Unveiling a Detailed Timeline and Spatial Depiction of Tumor Development: Innovative Tool Reveals Intricate History of Tumor Expansion
In a significant breakthrough, researchers at MIT have developed an innovative lineage tracing tool called PEtracer, which has the potential to revolutionise our understanding of cellular relationships and dynamics in complex tissues. The tool was recently used to study the growth of metastatic tumors in mice, offering deeper insights into the factors influencing tumor evolution in vivo.
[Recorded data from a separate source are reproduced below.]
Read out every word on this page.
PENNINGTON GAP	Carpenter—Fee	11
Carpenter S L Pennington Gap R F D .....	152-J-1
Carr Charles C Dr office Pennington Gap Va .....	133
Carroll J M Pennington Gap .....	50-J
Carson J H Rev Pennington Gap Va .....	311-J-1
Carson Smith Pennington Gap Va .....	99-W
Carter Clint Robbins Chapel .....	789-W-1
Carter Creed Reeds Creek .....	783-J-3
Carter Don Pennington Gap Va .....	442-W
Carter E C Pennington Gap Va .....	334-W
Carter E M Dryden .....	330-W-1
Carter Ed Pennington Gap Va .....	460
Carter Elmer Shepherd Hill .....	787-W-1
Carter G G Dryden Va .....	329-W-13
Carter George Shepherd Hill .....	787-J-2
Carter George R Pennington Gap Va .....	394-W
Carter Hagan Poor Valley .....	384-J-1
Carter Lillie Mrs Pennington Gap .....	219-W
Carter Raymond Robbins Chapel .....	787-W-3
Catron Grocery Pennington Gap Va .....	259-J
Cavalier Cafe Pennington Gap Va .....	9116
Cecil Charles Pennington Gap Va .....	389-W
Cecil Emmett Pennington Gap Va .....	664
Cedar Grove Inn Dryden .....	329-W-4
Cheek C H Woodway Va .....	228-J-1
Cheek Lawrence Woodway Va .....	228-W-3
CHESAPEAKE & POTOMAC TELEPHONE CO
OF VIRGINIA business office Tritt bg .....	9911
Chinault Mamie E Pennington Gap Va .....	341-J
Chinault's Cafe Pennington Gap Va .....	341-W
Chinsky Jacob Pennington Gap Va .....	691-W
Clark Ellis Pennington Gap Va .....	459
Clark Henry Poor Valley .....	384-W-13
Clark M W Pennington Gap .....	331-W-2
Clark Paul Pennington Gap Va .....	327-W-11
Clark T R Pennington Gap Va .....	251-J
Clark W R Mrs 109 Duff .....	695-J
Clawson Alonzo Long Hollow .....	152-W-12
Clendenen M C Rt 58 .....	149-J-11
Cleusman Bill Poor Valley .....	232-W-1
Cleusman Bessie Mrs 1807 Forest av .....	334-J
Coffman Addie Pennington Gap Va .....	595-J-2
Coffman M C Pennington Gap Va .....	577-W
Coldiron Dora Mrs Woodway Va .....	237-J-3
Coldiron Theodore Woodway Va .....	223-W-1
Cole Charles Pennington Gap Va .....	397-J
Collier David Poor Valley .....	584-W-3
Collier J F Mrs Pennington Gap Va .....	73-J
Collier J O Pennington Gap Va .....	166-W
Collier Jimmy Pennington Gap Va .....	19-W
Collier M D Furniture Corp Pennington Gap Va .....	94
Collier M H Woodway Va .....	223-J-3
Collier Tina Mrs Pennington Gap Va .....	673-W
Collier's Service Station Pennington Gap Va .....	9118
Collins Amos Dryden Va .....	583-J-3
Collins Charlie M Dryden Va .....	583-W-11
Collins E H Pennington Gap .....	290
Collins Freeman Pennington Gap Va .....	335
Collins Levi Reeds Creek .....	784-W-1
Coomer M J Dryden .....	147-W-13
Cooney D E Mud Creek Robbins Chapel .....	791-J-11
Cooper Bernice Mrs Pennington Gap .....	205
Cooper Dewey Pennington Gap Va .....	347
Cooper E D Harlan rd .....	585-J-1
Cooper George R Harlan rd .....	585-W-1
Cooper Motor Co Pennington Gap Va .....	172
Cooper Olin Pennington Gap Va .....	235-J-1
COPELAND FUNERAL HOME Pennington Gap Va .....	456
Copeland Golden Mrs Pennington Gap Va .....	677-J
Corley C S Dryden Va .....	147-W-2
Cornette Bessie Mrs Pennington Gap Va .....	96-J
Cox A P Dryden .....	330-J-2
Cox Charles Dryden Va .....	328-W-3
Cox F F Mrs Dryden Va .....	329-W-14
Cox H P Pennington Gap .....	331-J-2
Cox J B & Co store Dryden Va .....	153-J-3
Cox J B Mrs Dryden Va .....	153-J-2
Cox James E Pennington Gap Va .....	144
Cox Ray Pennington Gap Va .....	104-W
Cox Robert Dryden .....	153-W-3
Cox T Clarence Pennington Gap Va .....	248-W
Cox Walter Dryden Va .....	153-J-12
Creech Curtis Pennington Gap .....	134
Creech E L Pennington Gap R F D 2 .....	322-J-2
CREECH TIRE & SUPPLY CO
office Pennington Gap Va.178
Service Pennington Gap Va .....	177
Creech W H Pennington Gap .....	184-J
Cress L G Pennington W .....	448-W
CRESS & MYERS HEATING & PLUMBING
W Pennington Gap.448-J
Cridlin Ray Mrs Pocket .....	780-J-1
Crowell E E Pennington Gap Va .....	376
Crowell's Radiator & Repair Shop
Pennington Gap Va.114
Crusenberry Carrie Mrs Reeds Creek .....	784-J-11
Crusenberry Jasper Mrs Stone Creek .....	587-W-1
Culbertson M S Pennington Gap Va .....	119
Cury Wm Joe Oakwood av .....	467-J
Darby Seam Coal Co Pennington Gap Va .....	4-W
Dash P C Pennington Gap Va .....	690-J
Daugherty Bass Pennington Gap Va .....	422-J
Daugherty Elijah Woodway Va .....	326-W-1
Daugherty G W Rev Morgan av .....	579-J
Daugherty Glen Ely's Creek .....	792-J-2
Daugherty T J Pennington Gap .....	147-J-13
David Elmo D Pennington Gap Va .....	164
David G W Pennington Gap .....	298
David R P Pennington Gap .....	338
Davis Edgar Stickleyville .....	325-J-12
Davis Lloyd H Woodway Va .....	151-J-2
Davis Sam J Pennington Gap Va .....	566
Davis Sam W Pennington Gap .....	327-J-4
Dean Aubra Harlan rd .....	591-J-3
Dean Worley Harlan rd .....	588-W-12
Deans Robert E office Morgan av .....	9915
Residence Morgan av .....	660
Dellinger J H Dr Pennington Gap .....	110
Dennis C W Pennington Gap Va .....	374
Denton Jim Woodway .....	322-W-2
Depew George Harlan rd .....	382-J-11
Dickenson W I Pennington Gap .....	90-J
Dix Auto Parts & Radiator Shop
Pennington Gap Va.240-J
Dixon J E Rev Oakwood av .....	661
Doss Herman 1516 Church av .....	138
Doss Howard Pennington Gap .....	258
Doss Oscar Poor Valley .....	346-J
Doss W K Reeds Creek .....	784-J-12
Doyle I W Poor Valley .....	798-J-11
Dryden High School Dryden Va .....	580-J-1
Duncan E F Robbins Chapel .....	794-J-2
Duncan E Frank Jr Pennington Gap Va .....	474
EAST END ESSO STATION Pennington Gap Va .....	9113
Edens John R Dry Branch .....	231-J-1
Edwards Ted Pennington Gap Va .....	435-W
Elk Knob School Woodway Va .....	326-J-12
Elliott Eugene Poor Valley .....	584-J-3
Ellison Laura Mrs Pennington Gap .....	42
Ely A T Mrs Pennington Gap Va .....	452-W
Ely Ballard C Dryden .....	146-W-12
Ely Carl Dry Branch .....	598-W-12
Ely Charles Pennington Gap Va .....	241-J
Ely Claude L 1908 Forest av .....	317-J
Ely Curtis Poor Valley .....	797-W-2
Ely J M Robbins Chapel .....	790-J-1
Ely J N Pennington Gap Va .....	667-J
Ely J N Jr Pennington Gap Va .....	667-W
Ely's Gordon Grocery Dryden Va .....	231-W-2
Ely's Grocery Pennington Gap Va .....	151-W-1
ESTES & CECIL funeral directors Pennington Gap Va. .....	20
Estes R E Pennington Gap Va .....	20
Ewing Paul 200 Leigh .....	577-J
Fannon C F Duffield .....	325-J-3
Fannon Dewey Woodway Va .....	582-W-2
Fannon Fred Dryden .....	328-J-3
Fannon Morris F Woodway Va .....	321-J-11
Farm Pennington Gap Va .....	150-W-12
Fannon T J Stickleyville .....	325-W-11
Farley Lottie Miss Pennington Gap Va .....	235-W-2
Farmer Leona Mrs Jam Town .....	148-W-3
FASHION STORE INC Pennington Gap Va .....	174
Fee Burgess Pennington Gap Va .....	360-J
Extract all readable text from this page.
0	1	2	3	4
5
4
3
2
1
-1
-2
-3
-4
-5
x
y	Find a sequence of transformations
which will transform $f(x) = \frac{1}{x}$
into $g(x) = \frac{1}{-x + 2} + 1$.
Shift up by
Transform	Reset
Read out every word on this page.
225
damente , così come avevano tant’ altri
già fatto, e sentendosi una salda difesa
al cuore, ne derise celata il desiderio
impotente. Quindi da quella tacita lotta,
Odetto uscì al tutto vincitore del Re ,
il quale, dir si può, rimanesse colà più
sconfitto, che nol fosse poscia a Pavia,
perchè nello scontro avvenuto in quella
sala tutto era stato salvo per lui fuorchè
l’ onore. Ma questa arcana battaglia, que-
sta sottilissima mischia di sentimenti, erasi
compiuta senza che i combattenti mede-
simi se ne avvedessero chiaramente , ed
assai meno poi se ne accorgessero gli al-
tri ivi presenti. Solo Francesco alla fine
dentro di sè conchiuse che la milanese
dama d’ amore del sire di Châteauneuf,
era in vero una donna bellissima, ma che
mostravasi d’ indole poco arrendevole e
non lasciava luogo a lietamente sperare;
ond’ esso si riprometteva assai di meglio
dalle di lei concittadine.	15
The data collected from the study will be invaluable for training AI models of cellular behaviour. PEtracer captures an accurate family tree of cell divisions, combining it with spatial information, enabling detailed analysis of how both intrinsic properties of cancer cells and their microenvironment impact tumor development and progression.
The tumor under investigation was found to be made up of four distinct modules, or neighbourhoods, of cells. The cells at the leading edge of the tumor were more diverse and less fit, while the cells closest to the lung were the most fit, indicating the highest rate of cell division over time. Interestingly, the expression of certain fitness-related genes, such as Fgf1/Fgfbp1, correlated to a cell's location, rather than its ancestry.
Below the leading edge was a low-oxygen neighbourhood of cells that might once have been leading edge cells. Each piece of code in PEtracer is made up of five bases, the building blocks of DNA. The researchers used a gene editing technology called prime editing to insert these marks into the cells' DNA.
The researchers collected tissues from a tumor growing in the lung of a mouse and used advanced imaging approaches to analyse each cell's lineage relationship and spatial position. The findings demonstrate how cancer growth is influenced by both factors intrinsic to certain lineages of cancer cells and by environmental factors that shape the behaviour of cancer cells.
The tumor was also found to have inherited traits that gave the lung-adjacent cells an edge, including expression of the fitness-related gene Cldn4. The researchers plan to apply the PEtracer tool to look at various questions in health and disease, embryonic development, and across other model species.
The researchers are excited to share this technology with other researchers and see what they can discover. They have published their findings in the journal Science on July 24, and the future of cellular research seems to be shining brighter with the advent of PEtracer.
- The innovative lineage tracing tool, PEtracer, developed by MIT researchers, has been published in the journal Science, offering a potential revolution in our understanding of complex tissues.
- The PEtracer tool, when used to study metastatic tumors in mice, provides deep insights into the factors influencing tumor evolution in vivo.
- The data collected from the PEtracer study will be crucial for training AI models of cellular behavior, offering detailed analysis of tumor development and progression.
- PEtracer captures an accurate family tree of cell divisions, combining it with spatial information, making it possible to analyze how both intrinsic properties of cancer cells and their microenvironment impact tumor growth.
- The tumor under investigation was found to have four distinct modules or neighboring areas of cells, with cells closest to the lung being the most fit, indicating the highest rate of cell division.
- Interestingly, the expression of certain fitness-related genes correlated to a cell's location, rather than its ancestry, suggesting that environmental factors play a significant role in cancer cells' behavior.
- PEtracer uses gene editing technology like prime editing to insert marks into the cells' DNA, allowing for precise modifications during the research process.
- The researchers plan to apply the PEtracer tool to various questions in health and disease, embryonic development, and across other model species, expanding the horizons of scientific research in multiple fields.
- The advent of PEtracer in technology promises to shed light on various medical-conditions, health-and-wellness concerns, and advance our understanding of data-and-cloud-computing applications in the field of science and medicine.